Superior persistent risk group “DONOT Crew” is leveraging two practically similar Android purposes to conduct intelligence-gathering operations focusing on people and teams in India who seem like of nationwide safety curiosity to the nation.
The “Tanzeem” and “Tanzeem Replace” apps purport to be chat apps however don’t work as marketed. As a substitute, as soon as put in on a system they immediate the consumer to activate the system’s accessibility function and grant entry to a number of simply misused permissions. The apps then shut down and proceed to stealthily harvest data from the compromised system, in accordance with researchers at Cyfirma, who not too long ago noticed the brand new DONOT marketing campaign.
Intelligence Gathering and Past
“The continuing efforts by the infamous DONOT APT prolong past gathering intelligence on inside threats; they’ve additionally focused numerous organizations in South Asia,” Cyfirma famous in a weblog submit on Jan. 17. The objective seems to be to gather intelligence of strategic significance to India, the safety vendor stated.

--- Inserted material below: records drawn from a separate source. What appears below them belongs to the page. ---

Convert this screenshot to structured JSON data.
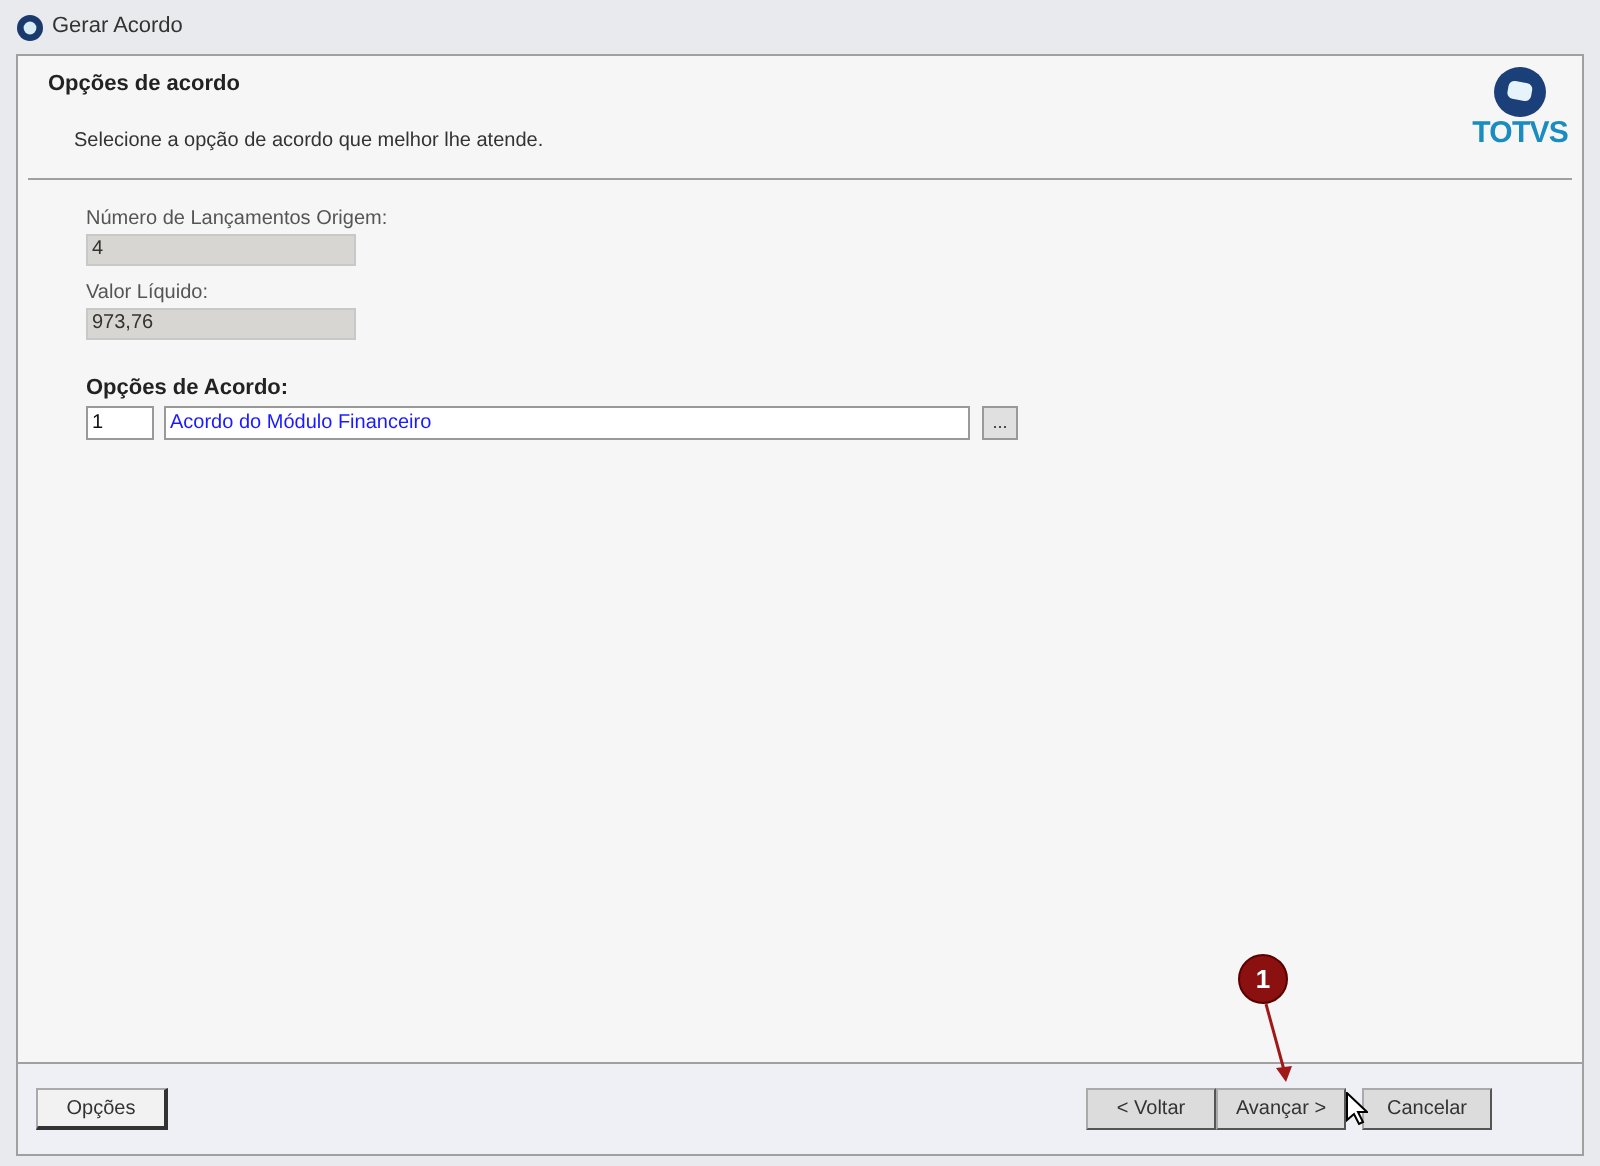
{
  "window": {
    "title": "Gerar Acordo"
  },
  "header": {
    "title": "Opções de acordo",
    "subtitle": "Selecione a opção de acordo que melhor lhe atende.",
    "logo_text": "TOTVS"
  },
  "fields": [
    {
      "label": "Número de Lançamentos Origem:",
      "value": "4"
    },
    {
      "label": "Valor Líquido:",
      "value": "973,76"
    }
  ],
  "agreement": {
    "label": "Opções de Acordo:",
    "code": "1",
    "description": "Acordo do Módulo Financeiro",
    "lookup_button": "..."
  },
  "footer": {
    "left_button": "Opções",
    "buttons": [
      "< Voltar",
      "Avançar >",
      "Cancelar"
    ]
  },
  "annotation": {
    "number": "1"
  }
}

Cyfirma’s evaluation of Tanzeem and Tanzeem Replace confirmed the apps utilizing OneSignal, a preferred buyer engagement platform, to ship push notifications to customers who set up both app on their units. OneSignal principally permits builders and companies to ship in-app messages, emails, and SMS messages to customers throughout cell units, Internet browsers, desktop apps, and different platforms.
When a consumer installs Tanzeem or Tanzeem Replace on their system, they obtain a push notification through OneSignal that prompts them to begin a faux chat. Customers tricked into clicking on the “Begin Chat” immediate obtain a subsequent immediate asking them to allow Android accessibility companies to make use of the app. The sufferer is then directed to the accessibility settings web page from which the app accesses a number of harmful permissions. These embody permissions that permit the 2 malicious Android apps to learn and fetch name logs from the compromised system; to learn and fetch contact data; and to seek for and fetch knowledge from the file supervisor.
Researchers at Cyfirma additionally discovered the apps to entry a number of different permissions akin to people who permit the risk actor to delete and browse each incoming and outgoing textual content messages. In addition they can entry the Android system’s inside storage to extract its precise location and monitor its motion on a real-time foundation.
Considerably, Cyfirma discovered the malicious apps utilizing push notifications to try to get victims to put in extra malicious payloads on compromised units to make sure persistence. “This tactic enhances the malware’s capacity to stay lively on the focused system, indicating the risk group’s evolving intentions to proceed collaborating in intelligence gathering for nationwide pursuits,” Cyfirma famous.
A Persistent South Asian Risk
DONOT Crew, which some distributors monitor as APT-C-35, SectorE02, and Viceroy Tiger, is a risk group with a probable nexus to India that has been operational since no less than 2016. A number of distributors have related the group with assaults and knowledge theft campaigns focusing on entities in South Asia. In November 2024, Cyble linked DONOT Crew to a marketing campaign focusing on manufacturing corporations in Pakistan related to the nation’s protection and maritime industries.
Others, akin to ESET have reported on DONOT Crew utilizing subtle Home windows and Android malware in espionage campaigns focusing on organizations in Sri Lanka, Bangladesh, Pakistan, and Nepal. In 2023, Cyfirma reported discovering three malicious Android apps on Google’s Play retailer that the risk actor used towards focused people in Kashmir and Pakistan.
DONOT Crew is one in all a number of APT teams believed to be working out of India that’s engaged in a variety of malicious actions, together with on-line extortion scams, hacktivism, and more and more, cyber espionage and surveillance. Safety consultants consider that no less than among the exercise is tied to geopolitical tensions within the area and to a broader development in all types of cybercrime in South Asia lately.